卯の花姫物語 6-③ 桂江、君の御前で

桂江君前の長物語り
 そうして桂江は半三郎経春を連れたって、旅の枕を重ねつつ三日かかって金沢宿(現在の山形県新庄市)に到着して、義家が本陣を訪ねたのであった。
 受付の軍兵が云うにはそう云う人は聞いた事がない、知らないと云う事であった。そこで桂江が更に頭を下げて願った。「左様ならば何卒、八幡殿御側近の御侍様に聞いてきて頂きとう御座います。」と云うてひたすら願うたのである。

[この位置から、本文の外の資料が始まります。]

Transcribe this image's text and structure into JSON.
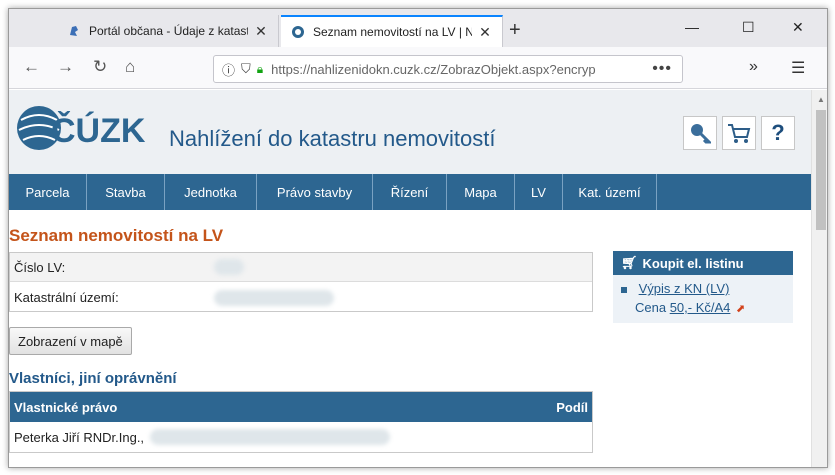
{
  "browser": {
    "tabs": [
      {
        "title": "Portál občana - Údaje z katastru",
        "active": false
      },
      {
        "title": "Seznam nemovitostí na LV | Nah",
        "active": true
      }
    ],
    "new_tab": "+",
    "window_buttons": {
      "minimize": "—",
      "maximize": "☐",
      "close": "✕"
    },
    "toolbar": {
      "back": "←",
      "forward": "→",
      "reload": "↻",
      "home": "⌂",
      "url": "https://nahlizenidokn.cuzk.cz/ZobrazObjekt.aspx?encryp",
      "url_more": "•••",
      "overflow": "»",
      "menu": "☰"
    }
  },
  "header": {
    "logo_text": "ČÚZK",
    "title": "Nahlížení do katastru nemovitostí",
    "buttons": {
      "help": "?"
    }
  },
  "nav": [
    "Parcela",
    "Stavba",
    "Jednotka",
    "Právo stavby",
    "Řízení",
    "Mapa",
    "LV",
    "Kat. území"
  ],
  "main": {
    "heading": "Seznam nemovitostí na LV",
    "lv_rows": [
      {
        "label": "Číslo LV:"
      },
      {
        "label": "Katastrální území:"
      }
    ],
    "map_button": "Zobrazení v mapě",
    "owners_heading": "Vlastníci, jiní oprávnění",
    "owners_table": {
      "col_left": "Vlastnické právo",
      "col_right": "Podíl",
      "row": "Peterka Jiří RNDr.Ing.,"
    }
  },
  "buy_panel": {
    "heading": "Koupit el. listinu",
    "link": "Výpis z KN (LV)",
    "price_label": "Cena",
    "price_value": "50,- Kč/A4"
  },
  "colors": {
    "nav_blue": "#2d6691",
    "title_blue": "#23598a",
    "heading_orange": "#c4541a",
    "header_bg": "#edf0f3"
  }
}
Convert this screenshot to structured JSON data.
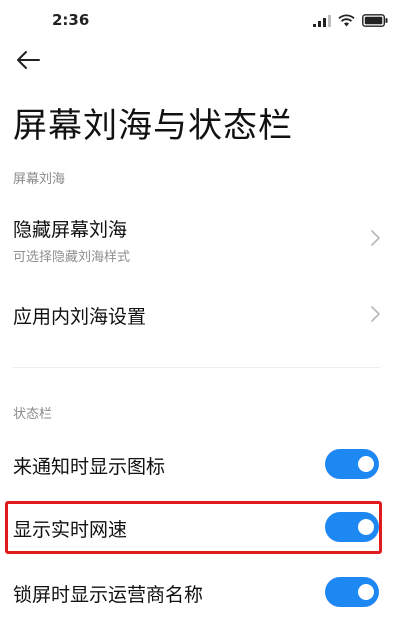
{
  "status_bar": {
    "time": "2:36",
    "icons": [
      "signal-icon",
      "wifi-icon",
      "battery-icon"
    ]
  },
  "nav": {
    "back_icon": "arrow-left-icon"
  },
  "page": {
    "title": "屏幕刘海与状态栏"
  },
  "sections": {
    "notch": {
      "header": "屏幕刘海",
      "items": [
        {
          "title": "隐藏屏幕刘海",
          "subtitle": "可选择隐藏刘海样式"
        },
        {
          "title": "应用内刘海设置"
        }
      ]
    },
    "status_bar": {
      "header": "状态栏",
      "items": [
        {
          "title": "来通知时显示图标",
          "enabled": true
        },
        {
          "title": "显示实时网速",
          "enabled": true,
          "highlighted": true
        },
        {
          "title": "锁屏时显示运营商名称",
          "enabled": true
        }
      ]
    }
  },
  "colors": {
    "toggle_on": "#1e88f2",
    "highlight": "#e11b1b",
    "section_header": "#8a8a8a"
  }
}
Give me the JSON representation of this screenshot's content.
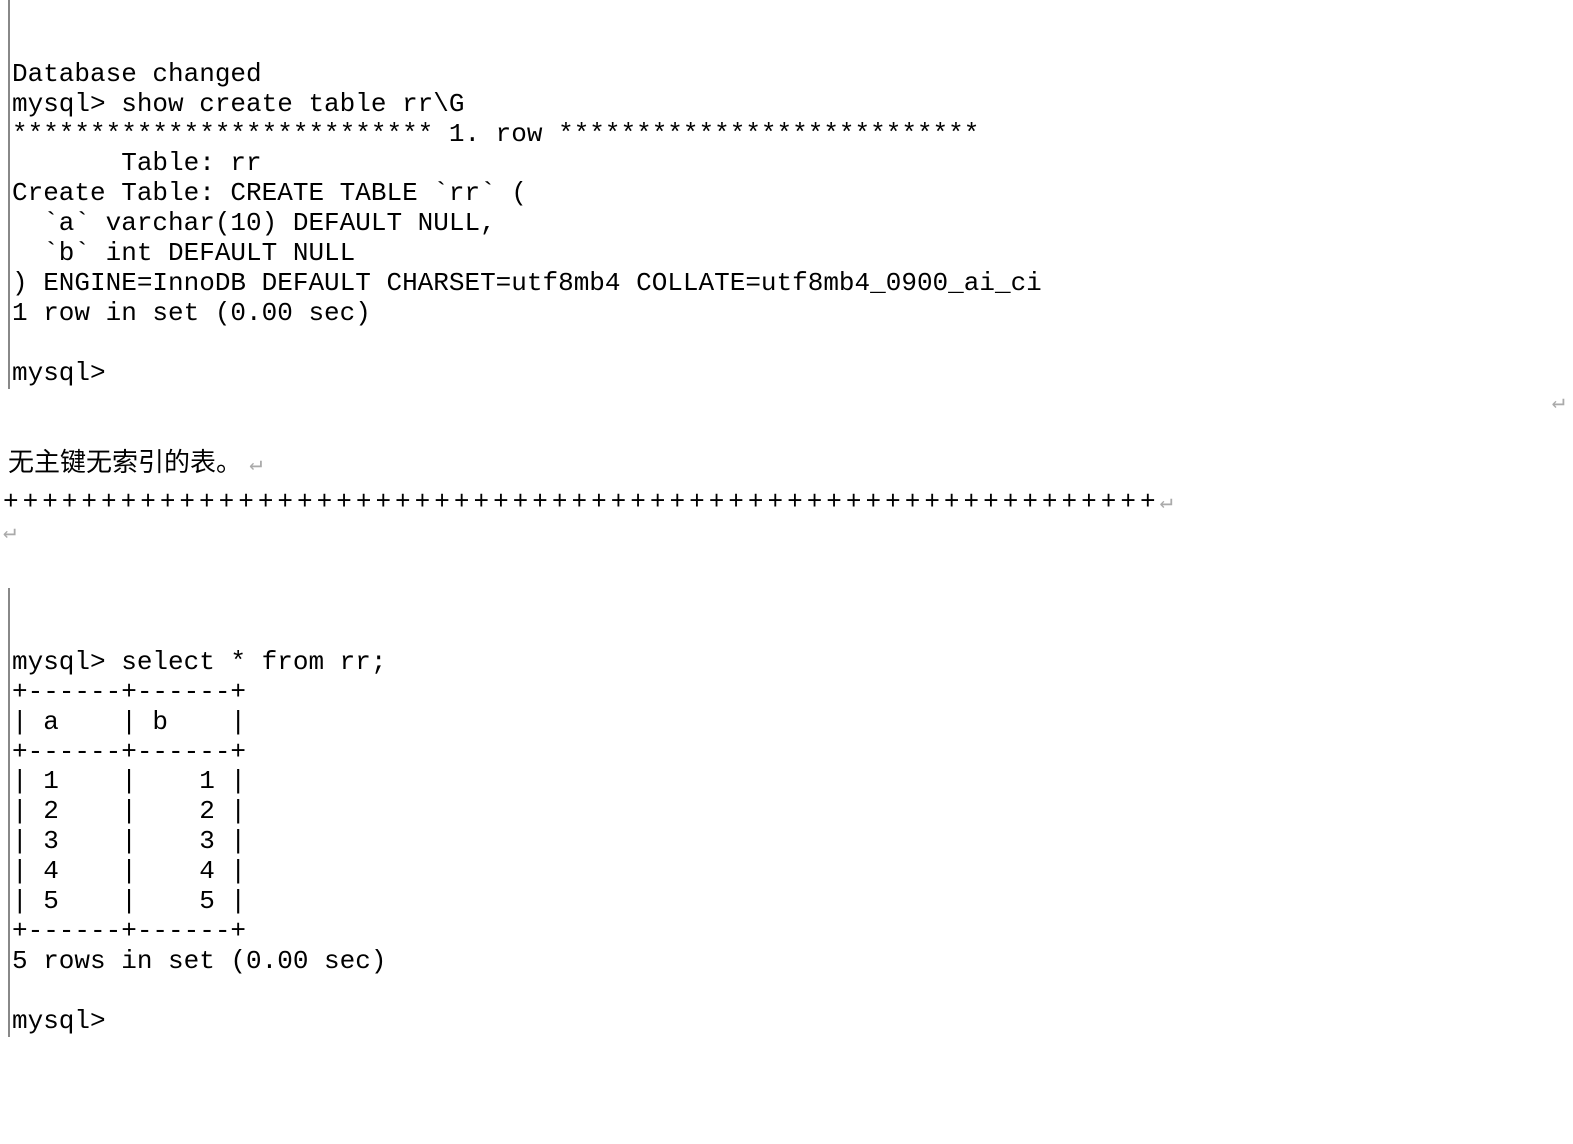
{
  "block1": {
    "l0": "",
    "l1": "Database changed",
    "l2": "mysql> show create table rr\\G",
    "l3": "*************************** 1. row ***************************",
    "l4": "       Table: rr",
    "l5": "Create Table: CREATE TABLE `rr` (",
    "l6": "  `a` varchar(10) DEFAULT NULL,",
    "l7": "  `b` int DEFAULT NULL",
    "l8": ") ENGINE=InnoDB DEFAULT CHARSET=utf8mb4 COLLATE=utf8mb4_0900_ai_ci",
    "l9": "1 row in set (0.00 sec)",
    "l10": "",
    "l11": "mysql>"
  },
  "narrative": {
    "text": "无主键无索引的表。"
  },
  "plus_line": "+++++++++++++++++++++++++++++++++++++++++++++++++++++++++++",
  "return_arrow": "↵",
  "block2": {
    "l0": "",
    "l1": "mysql> select * from rr;",
    "l2": "+------+------+",
    "l3": "| a    | b    |",
    "l4": "+------+------+",
    "l5": "| 1    |    1 |",
    "l6": "| 2    |    2 |",
    "l7": "| 3    |    3 |",
    "l8": "| 4    |    4 |",
    "l9": "| 5    |    5 |",
    "l10": "+------+------+",
    "l11": "5 rows in set (0.00 sec)",
    "l12": "",
    "l13": "mysql>"
  }
}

 そうして、一とひねりの砂金を其人に、失礼さして頂きますと云うて手渡した。其軍兵はだまって受け取り、暫く「御待ち下さい。」と云い乍ら、陣の奥の方にと行った。しばらくして立派な将校級の武士と思う人と共に出て来た其人が云うには、「御訪ねの家経殿は、殿が御籠臣で立派な御人でありましたが、十年以上も前に突然の急病で亡くなられてしまいました。」と云うて教えたのである。聞いて仰天した桂江は、人目も恥も忘れて其場に倒れて、よよとばかりに泣き崩れたのである。之を眺めた其人も驚いて、「如何なる次第で御座いますか、して又貴女様は何人の御内訌様で御座いますか、其は八幡殿の家臣三浦平太郎為次と申す者で御座います。御差し使いも御ざなくば委細御聞かせ下さい。我が君へ言上仕り、御計らい上げますから。」と云われて、桂江は吾れに返って答えたのである。改めて頭を下げ、「取り乱して無調法で御座いました、御聞き下さいませ。」と云うて語った事は、前述の通りの長物語りの委細を語ったのであった。

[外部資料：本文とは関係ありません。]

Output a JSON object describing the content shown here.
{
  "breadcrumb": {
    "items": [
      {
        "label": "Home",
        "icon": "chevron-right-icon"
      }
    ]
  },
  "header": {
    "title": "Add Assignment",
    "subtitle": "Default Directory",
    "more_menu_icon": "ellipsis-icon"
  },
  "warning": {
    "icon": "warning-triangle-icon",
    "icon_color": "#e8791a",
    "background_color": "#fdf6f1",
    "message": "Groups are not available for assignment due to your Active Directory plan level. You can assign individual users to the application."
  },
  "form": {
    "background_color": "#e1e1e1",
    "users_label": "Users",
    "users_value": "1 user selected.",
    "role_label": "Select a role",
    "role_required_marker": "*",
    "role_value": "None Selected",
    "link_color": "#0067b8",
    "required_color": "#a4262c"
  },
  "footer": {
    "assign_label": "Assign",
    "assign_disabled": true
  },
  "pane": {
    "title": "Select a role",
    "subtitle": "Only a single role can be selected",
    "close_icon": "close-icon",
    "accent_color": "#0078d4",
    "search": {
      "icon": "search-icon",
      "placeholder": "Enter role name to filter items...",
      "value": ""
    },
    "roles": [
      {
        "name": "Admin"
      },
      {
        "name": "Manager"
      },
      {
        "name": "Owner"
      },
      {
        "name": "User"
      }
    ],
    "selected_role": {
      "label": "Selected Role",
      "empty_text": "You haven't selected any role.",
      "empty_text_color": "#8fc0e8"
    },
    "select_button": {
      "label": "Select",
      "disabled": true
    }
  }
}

 為次も貰い泣きに涙を流し、「早速主君に言上して上げますから、暫く御待ち下さいませ。」と云うて向こうに行った。しばらくにして出て来て云う様、「ただ今早速君前に連れて参れ。との仰せでありますので、御案内しらんいざ参られよ。」と云われて、経春を待たせておいて君前に出て末座に低頭平身したのみで、しばしの間は頭も上げ得ずに、満感こもごも、感慨無量の涙が滝をなして座前を潤すばかりであった。声さえ出し得ぬありさまであったが、流石は女丈夫の桂江、吾れに返って恭々しく一別以来の御挨拶を言上した上に、古寺で家経と別れて以来の今に至る迄の委細をつぶさに言上に及んだのである。